Jack Goldsmith
The Terror Presidency
In response to al Qaeda's August 1998 bombing of American embassies in Dar es Salaam, Tanzania, and Nairobi, Kenya, President Clinton issued several secret authorizations for the CIA to work with Afghan tribal elements to capture and if necessary kill Osama Bin Laden. The CIA had Bin Laden in its sights. But everyone in the CIA knew about Executive Order 12333, the 1970s-era ban on assassinations. Everyone also knew the fate of Robert Baer, a CIA case officer who, in the midst of organizing opposition to Saddam Hussein in 1995, was called home to Langley to face a career-ending FBI investigation for conspiring to murder Hussein. This is one reason why George Tenet and other senior CIA managers insisted that the White House be unambiguously clear about what the CIA was authorized to do to Bin Laden. 'CIA managers had been conditioned by history to read their written [authorizations] literally,' notes Steve Coll in Ghost Wars, the most comprehensive history of CIA activity in Afghanistan before the 9/l1 attacks. 'Where the wonks were not clear, they recommended caution to their officers in the field.'
The clear authorization that the CIA sought never came. Clinton's OLC agreed that the assassination ban did not apply to a military target, like Osama Bin Laden, who posed an imminent threat to the United Srates. So far so good. But then the ambiguities appeared. White House and Justice Department lawyers opposed an unrestricted lethal operation against Bin Laden, and would authorize his killing only if it were necessary for self-defense in the course of legitimately arresting him. This distinction was bad enough from the CIA's perspective, but the operation was further muddied by the lawyers' refusal to be clear about what constituted self-defense, or about how imminent a threat Bin Laden must pose before the CIA operation could commence. 'Wiggle room' in the authorization led the CIA to worry, in Coll's account, 'that if an operation in Afghanistan went bad, they would be accused of having acted outside the memo's scope.' Fear of retroactive discipline, induced by cautious legal authorizations, led the CIA to forego the covert operation.

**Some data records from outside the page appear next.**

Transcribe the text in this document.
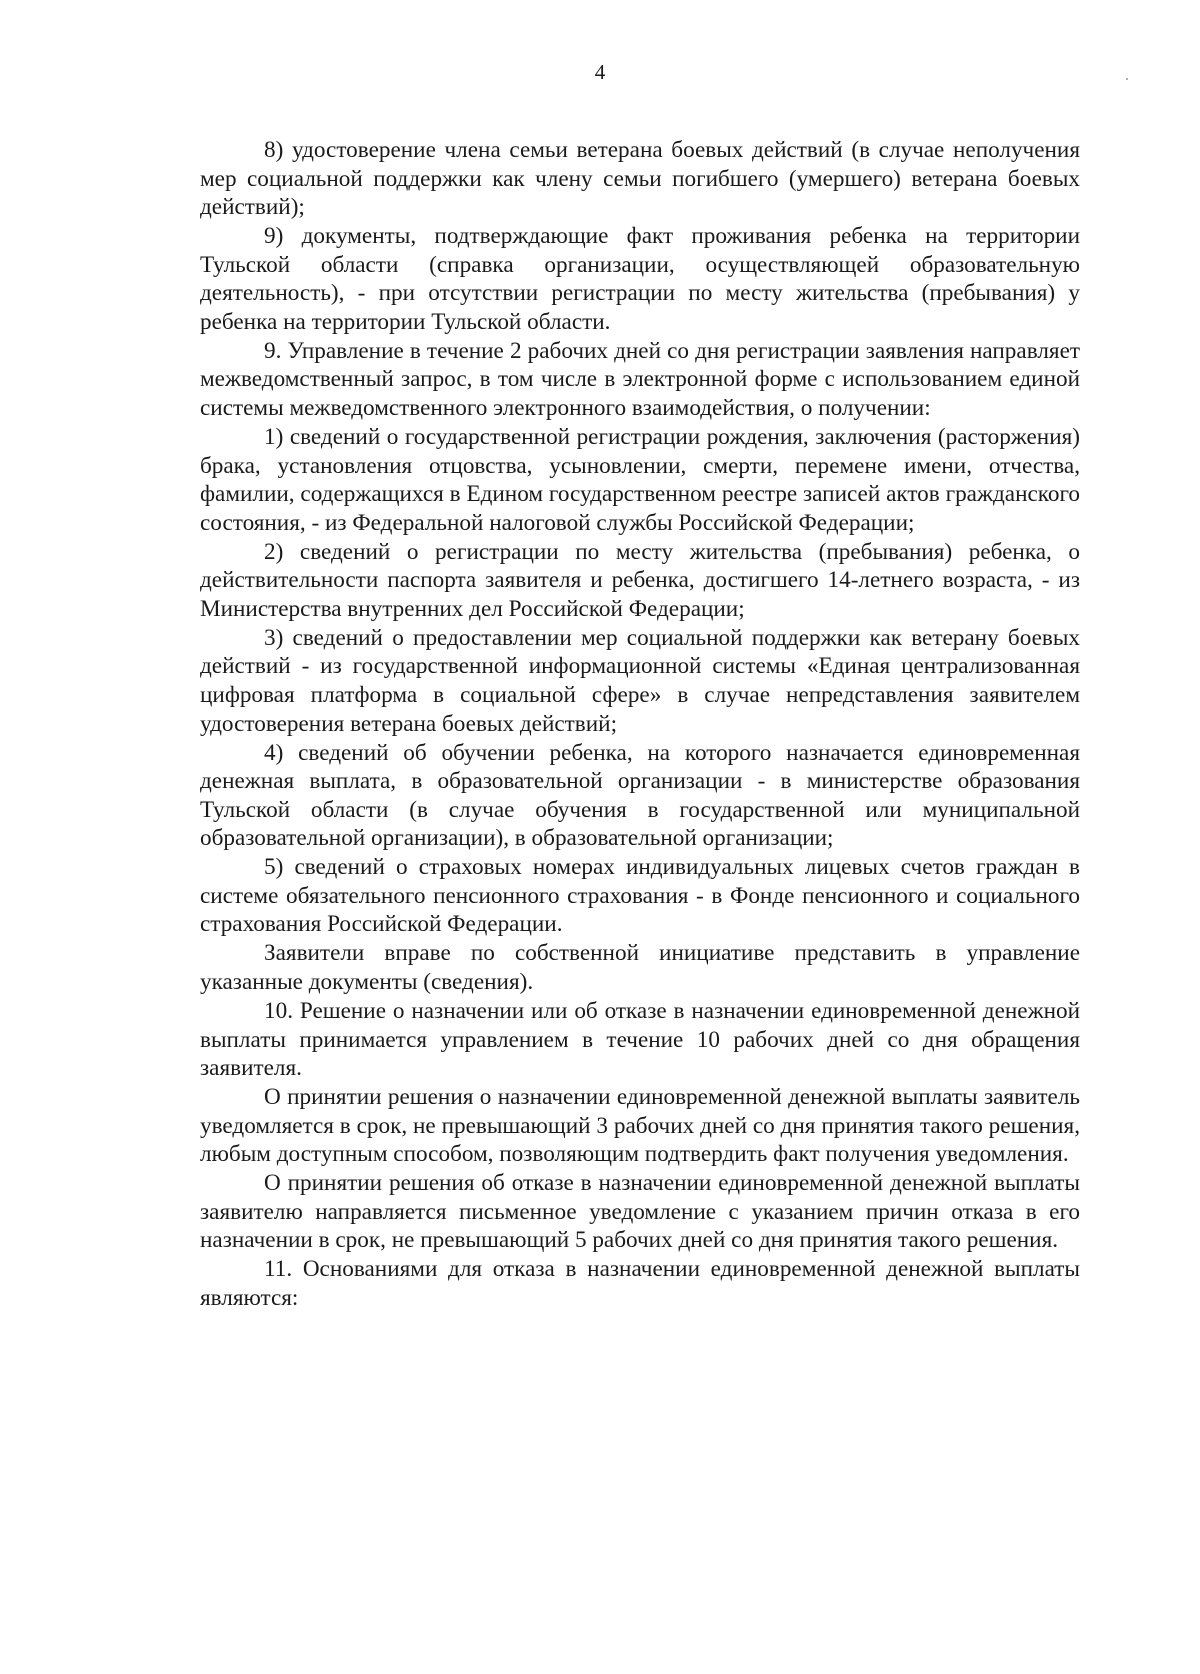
4

8) удостоверение члена семьи ветерана боевых действий (в случае неполучения мер социальной поддержки как члену семьи погибшего (умершего) ветерана боевых действий);

9) документы, подтверждающие факт проживания ребенка на территории Тульской области (справка организации, осуществляющей образовательную деятельность), - при отсутствии регистрации по месту жительства (пребывания) у ребенка на территории Тульской области.

9. Управление в течение 2 рабочих дней со дня регистрации заявления направляет межведомственный запрос, в том числе в электронной форме с использованием единой системы межведомственного электронного взаимодействия, о получении:

1) сведений о государственной регистрации рождения, заключения (расторжения) брака, установления отцовства, усыновлении, смерти, перемене имени, отчества, фамилии, содержащихся в Едином государственном реестре записей актов гражданского состояния, - из Федеральной налоговой службы Российской Федерации;

2) сведений о регистрации по месту жительства (пребывания) ребенка, о действительности паспорта заявителя и ребенка, достигшего 14-летнего возраста, - из Министерства внутренних дел Российской Федерации;

3) сведений о предоставлении мер социальной поддержки как ветерану боевых действий - из государственной информационной системы «Единая централизованная цифровая платформа в социальной сфере» в случае непредставления заявителем удостоверения ветерана боевых действий;

4) сведений об обучении ребенка, на которого назначается единовременная денежная выплата, в образовательной организации - в министерстве образования Тульской области (в случае обучения в государственной или муниципальной образовательной организации), в образовательной организации;

5) сведений о страховых номерах индивидуальных лицевых счетов граждан в системе обязательного пенсионного страхования - в Фонде пенсионного и социального страхования Российской Федерации.

Заявители вправе по собственной инициативе представить в управление указанные документы (сведения).

10. Решение о назначении или об отказе в назначении единовременной денежной выплаты принимается управлением в течение 10 рабочих дней со дня обращения заявителя.

О принятии решения о назначении единовременной денежной выплаты заявитель уведомляется в срок, не превышающий 3 рабочих дней со дня принятия такого решения, любым доступным способом, позволяющим подтвердить факт получения уведомления.

О принятии решения об отказе в назначении единовременной денежной выплаты заявителю направляется письменное уведомление с указанием причин отказа в его назначении в срок, не превышающий 5 рабочих дней со дня принятия такого решения.

11. Основаниями для отказа в назначении единовременной денежной выплаты являются:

In this and many other episodes prior to 9/11, intelligence officers spooked by cautious lawyers failed to take actions that might have prevented the 9/11 attacks. The CIA was, in the words of the 9/11 Commission Report, 'institutionally averse to risk,' and law and lawyers were a big part of the problem. It didn't help that CIA leaders encouraged their officers to buy professional liability insurance for legal expenses to be incurred in the expected criminal and related investigations. 'I think it's deeply disturbing that we have a system of government that asks young men and women to go overseas and take enormous risks for them and then say, 'Oh, by the way, you might want to get insurance to provide counsel because we might subsequently decide to prosecute you tomorrow for what we're asking you to do today,' says Jeffrey Smith, a former CIA General Counsel. Robert Baer, who was in a position to know, says the signal the insurance sends is clear. 'Don't take risky assignments. Don't get involved in any contravention or possible contravention of American law. Just don't do it. It's not worth it. You can't afford the lawyers.The organization's not going to back you up. Take a nice safe assignment. Take no risks.'
After 9/11, of course, the threat from terrorism seemed much different, and pressure on the CIA to take risks increased. But all of the institutional factors contributing to risk aversion remained in place, and stood as an obstacle to the White House's aggressive go-it-alone strategy. This is where the OLC became crucial. More than any agency in the government, OLC could provide the legal cover needed to overcome law-induced bureaucratic risk-aversion. 'It is practically impossible to prosecute someone who relied in good faith on an OLC opinion, even if the opinion turns out to be wrong,' a senior Justice Department prosecutor once told me. OLC speaks for the Justice Department, and it is the Justice Department that prosecutes violations of criminal law. If OLC interprets a law to allow a proposed action, then the Justice Department won't prosecute those who rely on the OLC ruling. Even independent counsels would have trouble going after someone who reasonably relied on one. This is true even if OLC turns out to be wrong according to a court. One consequence of OLC's authority to interpret the law is the power to bestow on government officials what is effectively an advance pardon for actions taken at the edges of vague criminal laws. This is the flip side of OLC's power to say 'no,' and to put a brake on governmental operations. It is one of the most momentous and dangerous powers in the government: the power to dispense get-out-of-jail-free cards.